I lost my 2 year old son to stage 4 Neuroblastoma/Cancer last year and I’m struggling to keep going. I have a daughter who I now live for and people say I should be grateful that I still have her, which I am! But that doesn’t take the pain of my sons death away. I’m 25 years old, how do I live the rest of my life carrying this pain?
Hi @Shae I am so so sorry for your loss. I don’t know if it’ll help to literally take it one day at a time. I have spoken to quite a few people lately going through this awful grief journey and it seems that the more we try & look into the future, the more pain we suffer as it forces us to confront the initial pain all over again and then some.
None of us knows what’s around the corner. I know that my grief will always be and it has changed me as a person overnight (a few months ago, I lost both parents within weeks of each other)
I go to very dark places in my head at times but I do keep telling myself it is part of the grief process.
I find keeping busy helps and just doing small things on a daily basis. You’re going to have days where you’ll want to stay in bed all day and cry and that’s ok.
Let the journey guide you, don’t resist any of the emotions that you feel.
I wish you all the best, big hugs xx
I’m so sorry for the loss of your son.
Although it may be well meaning saying you se be grateful you have your daughter is insensitive.
I lost my son 10 weeks ago and although I have a daughter that doesn’t take away the desolate feelings of loss for my son.
We just somehow have to survive this terrible loss.
We just have to live day by day and not think too much into the future. That is all we can do .
The compassionate friends run support groups throughout the uk for people who have lost children .
Do you think it would help to talk to others who understand ?
I’m so sorry for your loss. I’ve not lost a child so can’t even imagine the pain, other people’s comments always shock me, why would anyone say you should feel “grateful” in any way? pissed off/angry/devastated probably doesn’t even come close… grateful?? I hope you find some support from others on here who truly understand xx
Nothing will make the pain of the death of your son go away.
We can fill our days with distractions, but the pain will so often rise up again and often at times we least expect it.

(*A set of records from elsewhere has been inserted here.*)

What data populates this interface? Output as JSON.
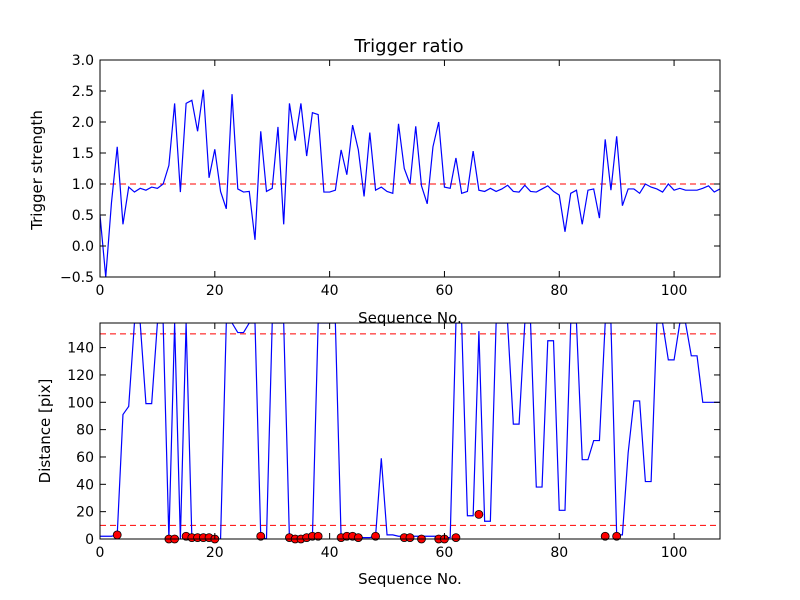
{
  "chart_data": [
    {
      "type": "line",
      "title": "Trigger ratio",
      "xlabel": "Sequence No.",
      "ylabel": "Trigger strength",
      "xlim": [
        0,
        108
      ],
      "ylim": [
        -0.5,
        3.0
      ],
      "xticks": [
        "0",
        "20",
        "40",
        "60",
        "80",
        "100"
      ],
      "yticks": [
        "−0.5",
        "0.0",
        "0.5",
        "1.0",
        "1.5",
        "2.0",
        "2.5",
        "3.0"
      ],
      "grid": false,
      "line_color": "#0000ff",
      "reference_color": "#ff0000",
      "reference_lines": [
        1.0
      ],
      "series": [
        {
          "x": [
            0,
            1,
            2,
            3,
            4,
            5,
            6,
            7,
            8,
            9,
            10,
            11,
            12,
            13,
            14,
            15,
            16,
            17,
            18,
            19,
            20,
            21,
            22,
            23,
            24,
            25,
            26,
            27,
            28,
            29,
            30,
            31,
            32,
            33,
            34,
            35,
            36,
            37,
            38,
            39,
            40,
            41,
            42,
            43,
            44,
            45,
            46,
            47,
            48,
            49,
            50,
            51,
            52,
            53,
            54,
            55,
            56,
            57,
            58,
            59,
            60,
            61,
            62,
            63,
            64,
            65,
            66,
            67,
            68,
            69,
            70,
            71,
            72,
            73,
            74,
            75,
            76,
            77,
            78,
            79,
            80,
            81,
            82,
            83,
            84,
            85,
            86,
            87,
            88,
            89,
            90,
            91,
            92,
            93,
            94,
            95,
            96,
            97,
            98,
            99,
            100,
            101,
            102,
            103,
            104,
            105,
            106,
            107,
            108
          ],
          "y": [
            0.5,
            -0.5,
            0.7,
            1.6,
            0.35,
            0.95,
            0.87,
            0.93,
            0.9,
            0.95,
            0.93,
            1.0,
            1.3,
            2.3,
            0.87,
            2.3,
            2.35,
            1.85,
            2.52,
            1.1,
            1.56,
            0.88,
            0.6,
            2.45,
            0.92,
            0.87,
            0.88,
            0.1,
            1.85,
            0.88,
            0.93,
            1.92,
            0.35,
            2.3,
            1.7,
            2.3,
            1.45,
            2.15,
            2.12,
            0.87,
            0.87,
            0.9,
            1.55,
            1.15,
            1.95,
            1.55,
            0.8,
            1.83,
            0.9,
            0.95,
            0.88,
            0.85,
            1.97,
            1.25,
            1.0,
            1.93,
            0.97,
            0.68,
            1.6,
            2.0,
            0.95,
            0.93,
            1.42,
            0.85,
            0.88,
            1.53,
            0.9,
            0.88,
            0.93,
            0.88,
            0.92,
            0.98,
            0.88,
            0.87,
            0.98,
            0.88,
            0.87,
            0.92,
            0.97,
            0.88,
            0.82,
            0.23,
            0.85,
            0.9,
            0.35,
            0.9,
            0.92,
            0.45,
            1.72,
            0.9,
            1.77,
            0.65,
            0.92,
            0.92,
            0.85,
            1.0,
            0.95,
            0.92,
            0.87,
            1.0,
            0.9,
            0.93,
            0.9,
            0.9,
            0.9,
            0.93,
            0.97,
            0.87,
            0.92
          ]
        }
      ]
    },
    {
      "type": "line",
      "title": "",
      "xlabel": "Sequence No.",
      "ylabel": "Distance [pix]",
      "xlim": [
        0,
        108
      ],
      "ylim": [
        0,
        158
      ],
      "xticks": [
        "0",
        "20",
        "40",
        "60",
        "80",
        "100"
      ],
      "yticks": [
        "0",
        "20",
        "40",
        "60",
        "80",
        "100",
        "120",
        "140"
      ],
      "grid": false,
      "line_color": "#0000ff",
      "reference_color": "#ff0000",
      "reference_lines": [
        10,
        150
      ],
      "series": [
        {
          "x": [
            0,
            1,
            2,
            3,
            4,
            5,
            6,
            7,
            8,
            9,
            10,
            11,
            12,
            13,
            14,
            15,
            16,
            17,
            18,
            19,
            20,
            21,
            22,
            23,
            24,
            25,
            26,
            27,
            28,
            29,
            30,
            31,
            32,
            33,
            34,
            35,
            36,
            37,
            38,
            39,
            40,
            41,
            42,
            43,
            44,
            45,
            46,
            47,
            48,
            49,
            50,
            51,
            52,
            53,
            54,
            55,
            56,
            57,
            58,
            59,
            60,
            61,
            62,
            63,
            64,
            65,
            66,
            67,
            68,
            69,
            70,
            71,
            72,
            73,
            74,
            75,
            76,
            77,
            78,
            79,
            80,
            81,
            82,
            83,
            84,
            85,
            86,
            87,
            88,
            89,
            90,
            91,
            92,
            93,
            94,
            95,
            96,
            97,
            98,
            99,
            100,
            101,
            102,
            103,
            104,
            105,
            106,
            107,
            108
          ],
          "y": [
            2,
            2,
            2,
            3,
            91,
            97,
            158,
            158,
            99,
            99,
            158,
            158,
            0,
            158,
            0,
            158,
            1,
            1,
            1,
            1,
            0,
            0,
            158,
            158,
            151,
            151,
            158,
            158,
            2,
            0,
            158,
            158,
            158,
            0,
            0,
            0,
            1,
            1,
            158,
            158,
            158,
            158,
            1,
            1,
            1,
            1,
            1,
            1,
            2,
            59,
            3,
            3,
            2,
            2,
            2,
            2,
            2,
            2,
            2,
            2,
            1,
            1,
            158,
            158,
            17,
            17,
            152,
            13,
            13,
            158,
            158,
            158,
            84,
            84,
            158,
            158,
            38,
            38,
            145,
            145,
            21,
            21,
            158,
            158,
            58,
            58,
            72,
            72,
            158,
            158,
            3,
            3,
            63,
            101,
            101,
            42,
            42,
            158,
            158,
            131,
            131,
            158,
            158,
            134,
            134,
            100,
            100,
            100,
            100
          ]
        }
      ],
      "markers": {
        "color": "#ff0000",
        "points": [
          [
            3,
            3
          ],
          [
            12,
            0
          ],
          [
            13,
            0
          ],
          [
            15,
            2
          ],
          [
            16,
            1
          ],
          [
            17,
            1
          ],
          [
            18,
            1
          ],
          [
            19,
            1
          ],
          [
            20,
            0
          ],
          [
            28,
            2
          ],
          [
            33,
            1
          ],
          [
            34,
            0
          ],
          [
            35,
            0
          ],
          [
            36,
            1
          ],
          [
            37,
            2
          ],
          [
            38,
            2
          ],
          [
            42,
            1
          ],
          [
            43,
            2
          ],
          [
            44,
            2
          ],
          [
            45,
            1
          ],
          [
            48,
            2
          ],
          [
            53,
            1
          ],
          [
            54,
            1
          ],
          [
            56,
            0
          ],
          [
            59,
            0
          ],
          [
            60,
            0
          ],
          [
            62,
            1
          ],
          [
            66,
            18
          ],
          [
            88,
            2
          ],
          [
            90,
            2
          ]
        ]
      }
    }
  ]
}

Another child, another relationship, another anything, does not take away the pain and for anyone to suggest otherwise, often suggests a lack of understanding rather than a lack of care or kindness, because, only those of us who have lost a child, have any understanding of how that loss feels, yet for each of us the effects of that loss can be different.
In time and only when we can start to accept that we cannot change things can we face the future.

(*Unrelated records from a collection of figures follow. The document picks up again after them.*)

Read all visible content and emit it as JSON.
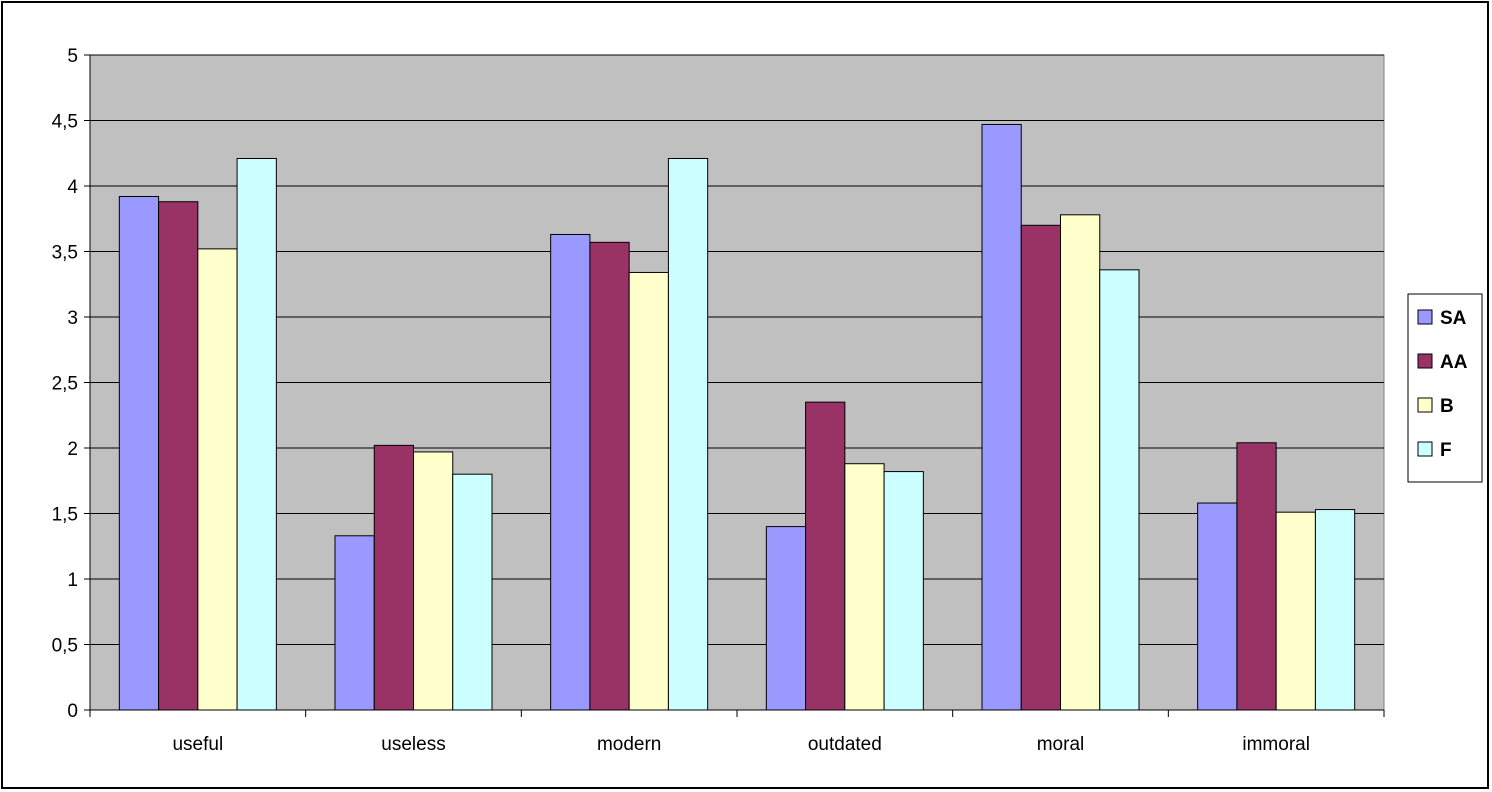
{
  "chart_data": {
    "type": "bar",
    "categories": [
      "useful",
      "useless",
      "modern",
      "outdated",
      "moral",
      "immoral"
    ],
    "series": [
      {
        "name": "SA",
        "color": "#9999ff",
        "values": [
          3.92,
          1.33,
          3.63,
          1.4,
          4.47,
          1.58
        ]
      },
      {
        "name": "AA",
        "color": "#993366",
        "values": [
          3.88,
          2.02,
          3.57,
          2.35,
          3.7,
          2.04
        ]
      },
      {
        "name": "B",
        "color": "#ffffcc",
        "values": [
          3.52,
          1.97,
          3.34,
          1.88,
          3.78,
          1.51
        ]
      },
      {
        "name": "F",
        "color": "#ccffff",
        "values": [
          4.21,
          1.8,
          4.21,
          1.82,
          3.36,
          1.53
        ]
      }
    ],
    "yticks": [
      "0",
      "0,5",
      "1",
      "1,5",
      "2",
      "2,5",
      "3",
      "3,5",
      "4",
      "4,5",
      "5"
    ],
    "ylim": [
      0,
      5
    ],
    "ystep": 0.5,
    "grid": true,
    "plot_background": "#c0c0c0",
    "legend_position": "right"
  }
}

You will always carry the pain, please don’t try to escape it. It will be there with you, sometimes it will sit quietly in the background, other times, it will seem to invade all aspects of your day. There are support groups that can help. May I suggest compassionate friends or the Good grief trust? These may not be what you needs at present, but perhaps in time, there will be some benefit and it is worth considering, even if it is perhaps just getting and reading some of the useful reading material that they offer.
Every second is precious and we can never reclaim time. All we can do is be thankful for each new day and use it wisely and please, remember to be kind to yourself.

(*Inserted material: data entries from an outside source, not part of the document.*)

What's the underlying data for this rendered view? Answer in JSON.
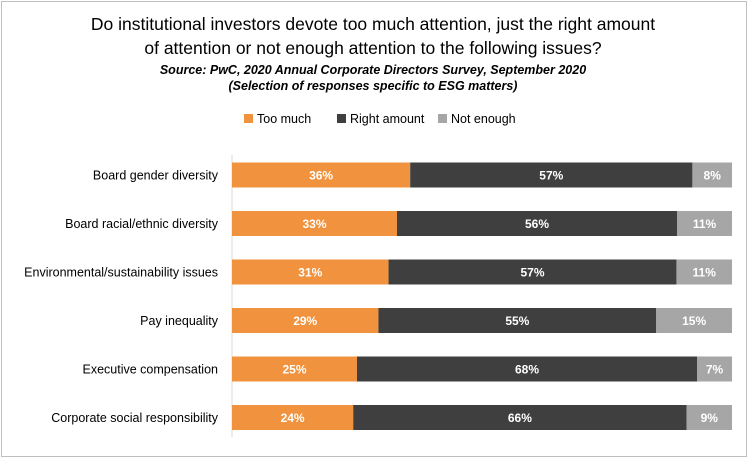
{
  "chart_data": {
    "type": "bar",
    "orientation": "horizontal",
    "stacked": true,
    "title_line1": "Do institutional investors devote too much attention, just the right amount",
    "title_line2": "of attention or not enough attention to the following issues?",
    "subtitle_line1": "Source: PwC, 2020 Annual Corporate Directors Survey, September 2020",
    "subtitle_line2": "(Selection of responses specific to ESG matters)",
    "legend_position": "top",
    "categories": [
      "Board gender diversity",
      "Board racial/ethnic diversity",
      "Environmental/sustainability issues",
      "Pay inequality",
      "Executive compensation",
      "Corporate social responsibility"
    ],
    "series": [
      {
        "name": "Too much",
        "color": "#F0923E",
        "values": [
          36,
          33,
          31,
          29,
          25,
          24
        ],
        "labels": [
          "36%",
          "33%",
          "31%",
          "29%",
          "25%",
          "24%"
        ]
      },
      {
        "name": "Right amount",
        "color": "#3F3F3F",
        "values": [
          57,
          56,
          57,
          55,
          68,
          66
        ],
        "labels": [
          "57%",
          "56%",
          "57%",
          "55%",
          "68%",
          "66%"
        ]
      },
      {
        "name": "Not enough",
        "color": "#A6A6A6",
        "values": [
          8,
          11,
          11,
          15,
          7,
          9
        ],
        "labels": [
          "8%",
          "11%",
          "11%",
          "15%",
          "7%",
          "9%"
        ]
      }
    ]
  }
}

I lost my daughter to a glioma brain tumour 2 weeks ago. She was 21, she had leukaemia when she was 8 then again at 13, the treatment caused her brain cancer when she was 20.
I have another daughter who is older but nothing, nothing can make this pain easier.
I have lived the past 13years in total fear of this day, imagining how I would feel, how I would cope but nothing could have prepared me for the pain or the realisation I will never hold her again, never have another conversation, never share a look or have her worry about me when I was worrying about her.
I love her so much, I am broken she is not here and I do not think it should ever expected that I should feel grateful for having another child.